It’s that time of year again when many of us are forced to reckon with the fact that America lets us down daily, but we still really wouldn’t mind a day off to collect cookout plates like Super Mario collects coins. Whether you’re hosting a cookout or crashing one, you should know what to do if someone passes you the aux cord. After all, your role as the function’s de facto DJ could be the difference between one scoop of potato salad or two. There will probably be a lot of resources to guide you on what you should play, but we’re here to tell you what you shouldn’t. At some point during the day, someone will request a Drake song. Why wouldn’t they? The man’s got bops. But don’t ever make the mistake of thinking that queuing up “Fireworks” will be a cute moment. If you don’t want that awkward, record-scratch moment that causes people to take a break from their plates, step away from the Thank Me Later opener.

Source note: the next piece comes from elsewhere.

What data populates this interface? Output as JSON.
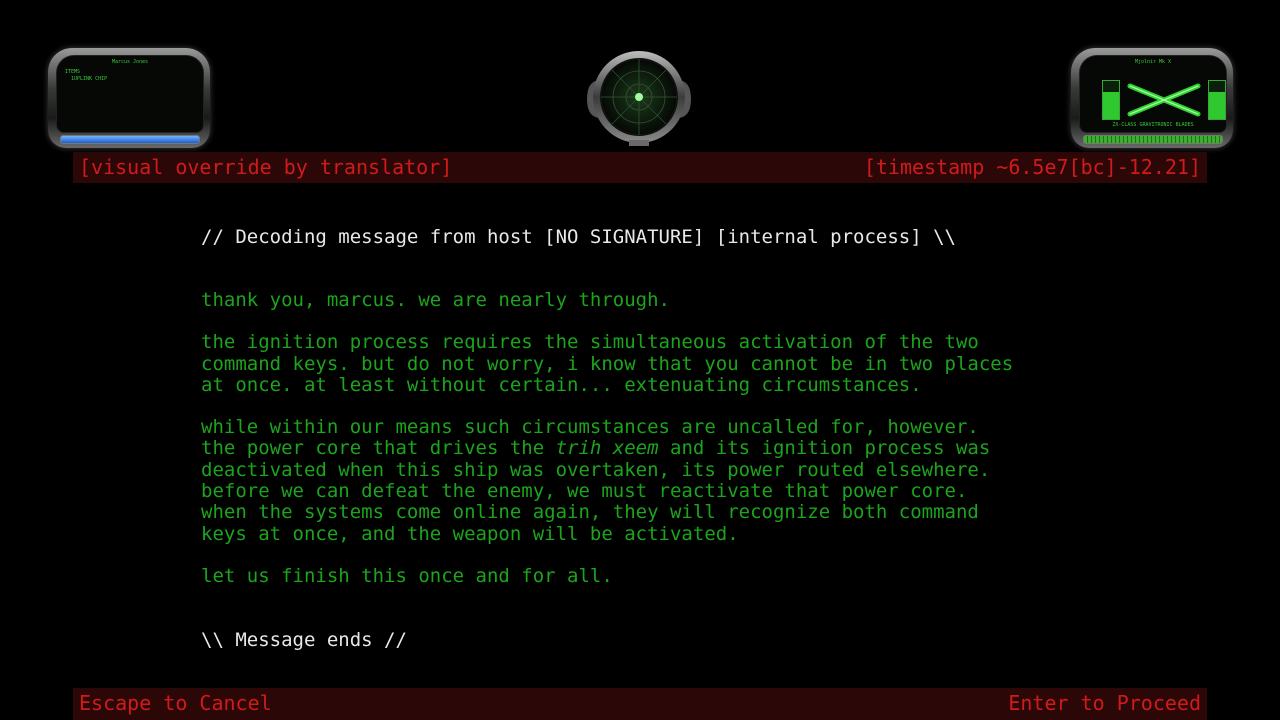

It is the last thing you’ll want to hear on the Fourth of July.
“Fireworks” can almost be considered vintage Drake at this point. After an impressive string of mixtapes, fans who followed Drake since the public knew him as Aubrey Graham on Degrassi wondered what a debut album from the actor-turned-rapper would sound like. When the album arrived in the summer of 2010, the opener was subdued for the Lil Wayne protegé. Sure, he hadn’t really tried his hand at Tough Guy Drake just yet, but for his first major label debut, Drake chose to introduce himself to the world with… “Fireworks”?
The sound of fireworks explodes on the track before the Toronto rapper creeps in, which one could argue is a little too spot-on for the song title. Fireworks are cooler to watch than to hear, so the nearly 30-second sound effects capping both ends of the song are borderline overkill. His opening verse showcases the Drake we will never get back: A 23-year-old Toronto kid first experiencing how fame changes his relationship with the world. “Yeah, this life is something I would die for / October’s own but it’s looking like July 4,” he raps. “I just wish they’d let you try it first / This time I’m really going off, fireworks.” The Independence Day/rap cliches are never-ending, and we haven’t even got to the second verse yet.
In a 2010 interview with MTV News, Drake shared that the Alicia Keys collaboration was a deliberate effort to let people into his world. “That’s why I picked [“Fireworks”] to go first, and that’s why I wrote the first verse like that,” he said. “It’s really where I am in my life right now. I know they’re looking forward to the album, so I want them to get a feel of how the story starts off.” We get glimpses of that in his anecdotes about Lucky Strike dates and his estranged relationship with his father, Dennis Graham. But to be honest, if you’re going to get into the emotions keeping you up at night, just take your plate and go. The second verse’s opening line will tell you that even Drake didn’t really mean for “Fireworks” to be used for barbecue purposes: “I’m just such a gentleman, you should give it up for me / Look at how I’m placing all my napkins and my cutlery.” If your food requires utensils, you’re doing the Fourth of July wrong.